What patrons should not expect the show to be is an evening of “Christine Ebersole’s Greatest Hits.” She does include “My Ship” from Lady in the Dark (she played Liza Elliott in the first season of City Center Encores!) but not, for example, “To Keep My Love Alive,” which brought down the house in this year’s Encores! presentation of A Connecticut Yankee in King Arthur’s Court. Nor does the Arci’s act include selections from Oklahoma! and Camelot, those musical warhorses that introduced Ebersole to New York theatergoers in a pair of well-received 1979 Broadway revivals.

“I loved doing Oklahoma!” enthuses Ebersole “What a great show. There is nothing like that score. The producers wanted me to audition for Laurey but I told them I wanted to do Ado Annie, and then I showed them I was right,” she recalls with the laugh. “Who knew that I would go from doing Ado Annie to Guenevere in the same week,” she says, referring to the fabled occasion when she stepped into the Camelot lead– opposite Richard Burton!–with just three days’ rehearsal.

After Camelot, Ebersole concentrated on film and television, doing everything from One Life to Live (she was nominated for a daytime Emmy) to one ill-fated season of Saturday Night Live. There were three primetime series, most notably The Cavanaughs, which ran three years on CBS; the film version of Amadeus (she played an opera singer); and the Bette Midler TV movie of Gypsy, in which Ebersole shone as the “demure” stripper Tessie Tura.

“I guess you can say my career has really been kaleidoscopic,” Ebersole muses. “The only thing I haven’t done is ballet–thank God!” But she never forgot about Broadway. Two years ago, after nearly 15 years in California, she decided to uproot her family and return East, hoping that the theater would once again beckon. “I came back without a job, with only the dream of getting some work on Broadway,” she says. “And that was a really hard decision. It wasn’t like I had an offer of a tenured professorship in some university.”

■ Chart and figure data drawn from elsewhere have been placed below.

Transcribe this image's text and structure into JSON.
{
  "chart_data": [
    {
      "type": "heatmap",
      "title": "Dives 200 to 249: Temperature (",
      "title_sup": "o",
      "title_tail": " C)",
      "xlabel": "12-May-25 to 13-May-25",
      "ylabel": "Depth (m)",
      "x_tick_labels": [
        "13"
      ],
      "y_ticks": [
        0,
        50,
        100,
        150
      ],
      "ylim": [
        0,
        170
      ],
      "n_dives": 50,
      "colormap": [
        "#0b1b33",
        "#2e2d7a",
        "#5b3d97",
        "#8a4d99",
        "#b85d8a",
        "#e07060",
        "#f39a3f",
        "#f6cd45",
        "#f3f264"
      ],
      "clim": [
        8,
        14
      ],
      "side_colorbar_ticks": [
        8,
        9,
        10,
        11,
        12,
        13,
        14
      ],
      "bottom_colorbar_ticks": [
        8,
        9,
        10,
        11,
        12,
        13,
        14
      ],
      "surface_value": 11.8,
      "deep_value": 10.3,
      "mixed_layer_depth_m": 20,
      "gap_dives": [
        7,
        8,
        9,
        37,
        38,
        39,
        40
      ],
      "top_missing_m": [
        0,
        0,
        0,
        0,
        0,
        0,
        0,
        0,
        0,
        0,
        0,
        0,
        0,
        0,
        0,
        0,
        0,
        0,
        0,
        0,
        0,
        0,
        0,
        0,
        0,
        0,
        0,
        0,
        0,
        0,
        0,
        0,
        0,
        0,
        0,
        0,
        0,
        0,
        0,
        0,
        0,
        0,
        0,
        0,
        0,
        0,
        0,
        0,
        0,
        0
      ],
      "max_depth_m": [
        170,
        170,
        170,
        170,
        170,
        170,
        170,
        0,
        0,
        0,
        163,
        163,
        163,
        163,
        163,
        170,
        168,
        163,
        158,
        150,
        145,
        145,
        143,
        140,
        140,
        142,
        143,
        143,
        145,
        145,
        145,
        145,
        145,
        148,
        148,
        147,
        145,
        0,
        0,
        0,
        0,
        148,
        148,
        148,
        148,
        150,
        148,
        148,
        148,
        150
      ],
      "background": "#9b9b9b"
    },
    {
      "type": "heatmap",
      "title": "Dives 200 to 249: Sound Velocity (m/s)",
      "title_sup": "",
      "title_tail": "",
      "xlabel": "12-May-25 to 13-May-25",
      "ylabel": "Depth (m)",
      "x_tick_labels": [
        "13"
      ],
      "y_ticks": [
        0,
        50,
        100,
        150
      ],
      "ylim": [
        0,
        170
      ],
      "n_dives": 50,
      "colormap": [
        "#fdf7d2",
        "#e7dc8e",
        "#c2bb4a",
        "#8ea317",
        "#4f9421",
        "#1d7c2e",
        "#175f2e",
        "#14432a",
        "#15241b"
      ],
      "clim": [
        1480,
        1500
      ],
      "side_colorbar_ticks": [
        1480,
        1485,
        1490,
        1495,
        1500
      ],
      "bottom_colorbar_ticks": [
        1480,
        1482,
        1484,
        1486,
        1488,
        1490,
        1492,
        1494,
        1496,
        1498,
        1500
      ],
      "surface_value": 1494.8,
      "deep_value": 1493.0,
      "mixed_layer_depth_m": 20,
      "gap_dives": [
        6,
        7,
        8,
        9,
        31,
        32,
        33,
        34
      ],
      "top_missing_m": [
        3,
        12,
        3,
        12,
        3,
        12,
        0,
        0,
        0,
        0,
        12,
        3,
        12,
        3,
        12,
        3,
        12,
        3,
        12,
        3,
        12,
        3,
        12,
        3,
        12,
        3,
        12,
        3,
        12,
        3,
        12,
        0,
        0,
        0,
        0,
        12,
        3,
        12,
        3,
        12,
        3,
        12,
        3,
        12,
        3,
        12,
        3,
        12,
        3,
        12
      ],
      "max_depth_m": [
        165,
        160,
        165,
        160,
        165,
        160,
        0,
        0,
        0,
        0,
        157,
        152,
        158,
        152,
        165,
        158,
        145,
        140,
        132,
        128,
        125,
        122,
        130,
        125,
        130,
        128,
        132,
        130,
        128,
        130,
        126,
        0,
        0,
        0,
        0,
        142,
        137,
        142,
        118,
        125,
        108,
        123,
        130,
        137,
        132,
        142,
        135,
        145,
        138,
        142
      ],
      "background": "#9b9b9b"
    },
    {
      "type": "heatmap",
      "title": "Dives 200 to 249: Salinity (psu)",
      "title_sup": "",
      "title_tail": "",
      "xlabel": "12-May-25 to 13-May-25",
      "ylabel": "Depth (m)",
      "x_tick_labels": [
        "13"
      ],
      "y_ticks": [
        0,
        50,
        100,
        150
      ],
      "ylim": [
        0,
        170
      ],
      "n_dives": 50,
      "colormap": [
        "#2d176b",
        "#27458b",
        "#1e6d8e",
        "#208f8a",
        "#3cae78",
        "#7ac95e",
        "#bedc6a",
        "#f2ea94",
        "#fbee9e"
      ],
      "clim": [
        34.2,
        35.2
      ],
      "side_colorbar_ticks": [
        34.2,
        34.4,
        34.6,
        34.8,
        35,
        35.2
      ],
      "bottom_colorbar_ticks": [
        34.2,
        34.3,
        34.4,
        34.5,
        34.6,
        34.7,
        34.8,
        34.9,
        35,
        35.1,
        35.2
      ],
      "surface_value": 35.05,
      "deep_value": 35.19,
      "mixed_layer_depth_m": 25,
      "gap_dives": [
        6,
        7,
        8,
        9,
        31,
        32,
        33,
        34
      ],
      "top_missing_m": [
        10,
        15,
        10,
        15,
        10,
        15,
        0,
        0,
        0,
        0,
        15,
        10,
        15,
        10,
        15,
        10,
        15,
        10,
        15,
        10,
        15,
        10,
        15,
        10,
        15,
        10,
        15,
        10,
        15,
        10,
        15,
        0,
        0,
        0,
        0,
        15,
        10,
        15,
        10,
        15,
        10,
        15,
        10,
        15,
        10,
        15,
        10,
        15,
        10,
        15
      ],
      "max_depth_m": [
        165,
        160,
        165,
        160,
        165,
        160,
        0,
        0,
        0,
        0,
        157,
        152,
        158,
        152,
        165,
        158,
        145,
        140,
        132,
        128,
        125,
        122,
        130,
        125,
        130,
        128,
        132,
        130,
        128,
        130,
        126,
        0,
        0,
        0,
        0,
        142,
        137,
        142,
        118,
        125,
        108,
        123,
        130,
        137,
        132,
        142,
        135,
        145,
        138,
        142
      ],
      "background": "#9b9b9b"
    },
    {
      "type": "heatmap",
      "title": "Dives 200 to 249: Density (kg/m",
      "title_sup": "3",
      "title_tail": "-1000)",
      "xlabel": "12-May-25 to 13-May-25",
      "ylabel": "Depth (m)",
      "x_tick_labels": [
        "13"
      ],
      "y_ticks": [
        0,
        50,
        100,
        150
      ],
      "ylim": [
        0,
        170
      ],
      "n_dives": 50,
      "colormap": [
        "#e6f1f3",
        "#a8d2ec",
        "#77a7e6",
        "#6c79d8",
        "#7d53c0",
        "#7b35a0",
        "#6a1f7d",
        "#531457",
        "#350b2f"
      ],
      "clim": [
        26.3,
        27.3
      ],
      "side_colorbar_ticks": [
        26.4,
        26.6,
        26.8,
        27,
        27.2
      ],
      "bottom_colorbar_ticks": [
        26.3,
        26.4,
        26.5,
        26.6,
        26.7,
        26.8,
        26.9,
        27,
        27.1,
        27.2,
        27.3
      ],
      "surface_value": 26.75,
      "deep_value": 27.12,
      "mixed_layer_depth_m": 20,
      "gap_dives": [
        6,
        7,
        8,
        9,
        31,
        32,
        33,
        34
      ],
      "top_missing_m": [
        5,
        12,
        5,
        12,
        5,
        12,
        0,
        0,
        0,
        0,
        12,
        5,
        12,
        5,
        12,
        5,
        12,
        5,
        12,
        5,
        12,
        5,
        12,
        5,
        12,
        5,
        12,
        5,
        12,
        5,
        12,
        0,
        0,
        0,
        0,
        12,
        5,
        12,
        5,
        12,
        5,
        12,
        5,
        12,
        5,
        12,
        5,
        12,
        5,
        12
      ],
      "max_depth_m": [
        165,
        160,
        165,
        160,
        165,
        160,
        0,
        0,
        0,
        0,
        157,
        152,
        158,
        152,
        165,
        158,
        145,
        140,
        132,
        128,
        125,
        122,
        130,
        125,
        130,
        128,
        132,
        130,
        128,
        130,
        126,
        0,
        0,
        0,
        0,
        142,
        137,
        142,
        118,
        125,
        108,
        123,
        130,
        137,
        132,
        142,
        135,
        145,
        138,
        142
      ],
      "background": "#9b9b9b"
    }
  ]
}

While her roots are firmly in musical theater, her Broadway return came last season in the revival of Gore Vidal’s The Best Man, in which she played the power-hungry Southern wife of a Kennedy-like presidential candidate. “I had the best time doing that show, working opposite Chris Noth,” she says. “If it had still been playing in the spring, I think I would have been in two Tony-winning revivals.” (The show did win the Drama Desk Award for Best Revival, Drama.)

Speaking of Tonys, Ebersole is quite modest about her win as Best Actress in a Musical this year. “It was a pretty special moment for me,” she says. “I think it just made all the hardships I’ve had in my career seem really sweet. But I didn’t think about winning it when I got the part; I was just happy to be in a Broadway musical after 16 years. And, today, I don’t think people come to see 42nd Street because I won the Tony.” Ebersole admits that she and the show’s cast have been blessed, with business remaining steady even after September 11, no pay cuts, and standing ovations every night. “The audiences have been fantastic,” she says. “I think we’re lucky in that we’re a new show. Unlike some of the older ones, we haven’t exhausted the supply of theatergoers in the tri-state area.”

On a personal level, Ebersole has had her ups and downs over the past two and a half months. But one recent experience transformed her. “I was asked to sing at the funeral of Billy Burke, one of the fire captains who died at the Trade Center,” she relates. “He went in and saved his whole squad, but he didn’t get out. He was a true hero. The funeral was at St. Patrick’s and there was this outpouring of thousands of people. Being there, I felt like I was a part of history. I realized we’re in a fight against fear. It doesn’t mean we’re not afraid, but we mustn’t be paralyzed by our fear, because then they win the game. We have to live life at its absolute fullest.”